Lembaga Hikmah dan Kebijakan Publik (LHKP) Muhammadiyah menyebut bahwa polarisasi politik yang terjadi di Indonesia disebabkan oleh aturan soal ambang batas pencalonan presiden (capres) di pemilihan presiden (Pilpres).
"Penyebab polarisasi terindikasikan akibat sistem salah kaprah ambang batas pencalonan presiden (presidential nomination threshold)," kata Ketua LHKP Muhammadiyah, Agus HS Reksoprodjo dalam keterangannya, dikutip Senin (19/9/2022).
Agus menyampaikan bahwa aturan itu menimbulkan praktik politik transaksional-oligarkis. Selain itu, juga menutup kesempatan masyarakat luas untuk menjadi kandidat secara adil dan setara.
Padahal, kata Agus, semestinya semua pihak bersepakat untuk memberikan kesempatan yang adil bagi rakyat. Tujuannya, untuk menghadirkan calon yang lebih beragam sehingga bisa terhindar dari politik pecah belah.
Agus menuturkan bila hal itu terus berlanjut, maka tidak menutup kemungkinan bangsa Indonesia akan mengalami demokrasi politik yang stagnan, involutif, dan bahkan mengalami kemunduran.

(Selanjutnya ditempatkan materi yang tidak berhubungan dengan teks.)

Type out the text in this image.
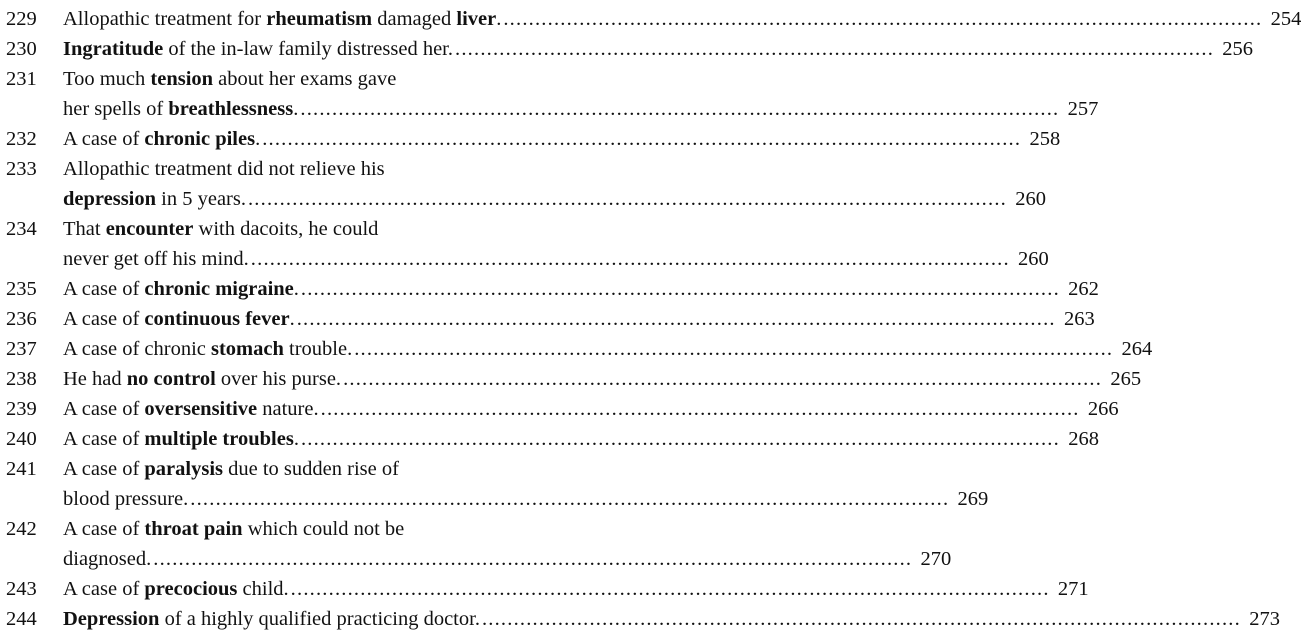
229	Allopathic treatment for rheumatism damaged liver. ........................................................................................................................ 254
230	Ingratitude of the in-law family distressed her. ........................................................................................................................ 256
231	Too much tension about her exams gave
her spells of breathlessness. ........................................................................................................................ 257
232	A case of chronic piles. ........................................................................................................................ 258
233	Allopathic treatment did not relieve his
depression in 5 years. ........................................................................................................................ 260
234	That encounter with dacoits, he could
never get off his mind. ........................................................................................................................ 260
235	A case of chronic migraine. ........................................................................................................................ 262
236	A case of continuous fever. ........................................................................................................................ 263
237	A case of chronic stomach trouble. ........................................................................................................................ 264
238	He had no control over his purse. ........................................................................................................................ 265
239	A case of oversensitive nature. ........................................................................................................................ 266
240	A case of multiple troubles. ........................................................................................................................ 268
241	A case of paralysis due to sudden rise of
blood pressure. ........................................................................................................................ 269
242	A case of throat pain which could not be
diagnosed. ........................................................................................................................ 270
243	A case of precocious child. ........................................................................................................................ 271
244	Depression of a highly qualified practicing doctor. ........................................................................................................................ 273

"LHKP Muhammadiyah mendukung penghapusan ambang batas pencalonan presiden dan mendesak partai politik untuk memberikan pilihan pasangan calon presiden dan wakil presiden yang lebih beragam serta tidak menimbulkan benturan di masyarakat melalui antitesis 2 pasangan calon seperti halnya Pemilu 2014 dan Pemilu 2019," tuturnya.
Di sisi lain, lanjut Agus, yang harus dilakukan saat ini adalah memastikan Pemilu Serentak dan Pilkada Serentak Nasional Tahun 2024 berlangsung lebih bermartabat.
Kata Agus, hal ini bisa dimulai dengan penguatan nilai, karakter, serta integritas sebagai kriteria mutlak untuk para calon pemimpin nasional.
Selain itu, lanjutnya, pelaksanaan tahapan pemilu harus berjalan demokratis dan terlaksana sesuai tata kelola pemilu.
"Yang mampu menghasilkan kepemimpinan yang kuat dan visioner, dengan menempatkan kepentingan bangsa sendiri sebagai nilai utama bagi jalannya pemerintahan," ucap Agus.